We used Mash38 to identify instances when SemiBin(pretrain) and Metabat2 reconstructed the same genome. Most Metabat2-generated high-quality bins corresponded to high-quality bins generated by SemiBin(pretrain). SemiBin(pretrain) results further contained many high-quality bins which corresponded to lower-quality (or absent) bins in the Metabat2 results, the inverse case (Metabat2 generating a higher-quality version of a SemiBin(pretrain) bin) being relatively rare. For genomes that were recovered at high-quality by both binners, the SemiBin(pretrain) bins had, on average, higher completeness and F1-score, with only a minimal increase in contamination in the human gut, dog gut, and ocean datasets (not statistically significant in the human and dog gut datasets, see Fig. 4 and Supplementary Fig. 13).

Fig. 4: SemiBin(pretrain) reconstructed more and better high-quality bins compared to Metabat2 in human gut dataset.
figure 4

We identified the overlap between the bins in the human gut from Metabat2 and SemiBin(pretrain) using Mash (see Methods). Within bins that are present at high-quality in the output of both binners, SemiBin(pretrain) achieved higher completeness (recall) (P = 2.236 × 10−67 (n = 82)) without a statistically significant increase in contamination (1−precision) (P = 0.167 (n = 82)). The overall F1-score is significantly better (P = 9.287 × 10−67 (n = 82); all P values were computed using the Wilcoxon signed-rank test, two-sided null hypothesis). Similar results were obtained in the dog gut and ocean datasets (see Supplementary Fig. 13). For the box plots, the centerline is the median of all values, the lower and upper bounds of the box correspond to 25th and 75th percentiles and the lower and upper of the whiskers are the minimum and maximum values. Source data are provided as a Source Data file.

We annotated the high-quality bins generated by SemiBin(pretrain) and Metabat2 with GTDB-Tk37. Bins from SemiBin(pretrain) represented a larger taxonomic diversity at all levels (see Supplementary Fig. 14). Additionally, SemiBin(pretrain) was able to recover more genomes from both known and unknown species (see Supplementary Fig. 15), validating the ability of the deep learning model to extract information from the background data while being capable of going beyond it.
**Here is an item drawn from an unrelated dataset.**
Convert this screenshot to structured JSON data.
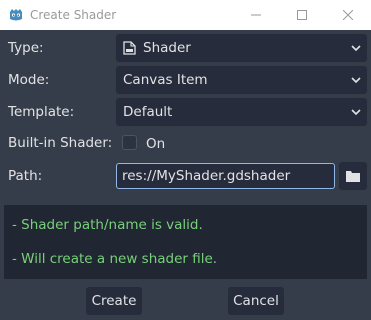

To further test the generalization ability of the learned model, we applied the pretrained model from the human gut dataset to two human gut datasets not used for model training (hold-out datasets), a setting we termed SemiBin(pretrain; external). As the human gut dataset considered so far is from a German population (where individuals are assumed to consume a Western-style diet), we tested both on another dataset from a German population39, and on a dataset from a non-Westernized African human population7. SemiBin(pretrain; external) significantly outperformed Metabat2 (Wilcoxon signed-rank test, two-sided, P = 3.050 × 10−12 (n = 92), P = 1.014 × 10−7 (n = 50); see Supplementary Fig. 16), showing that the pretrained model could be used on hold-out data sets.

Besides these four environments, we also provide pretrained model for six other environments (cat gut, human oral, mouse gut, pig gut, built environment, and wastewater; the environments from GMGCv110 which contain enough deeply sequenced samples for building a model). For every environment, except wastewater (both tools extract very few bins from this environment, see Fig. 5), SemiBin(pretrain) could generate 11.8–240.4% more high-quality bins than Metabat2 (see Fig. 5). We also measured the effects of model transfer between environments. In most of the environments, the pretrained model from the same environment returned the best results (with only small differences otherwise). Even transferring from different environments, however, SemiBin(pretrain) was still able to outperform Metabat2 in most cases.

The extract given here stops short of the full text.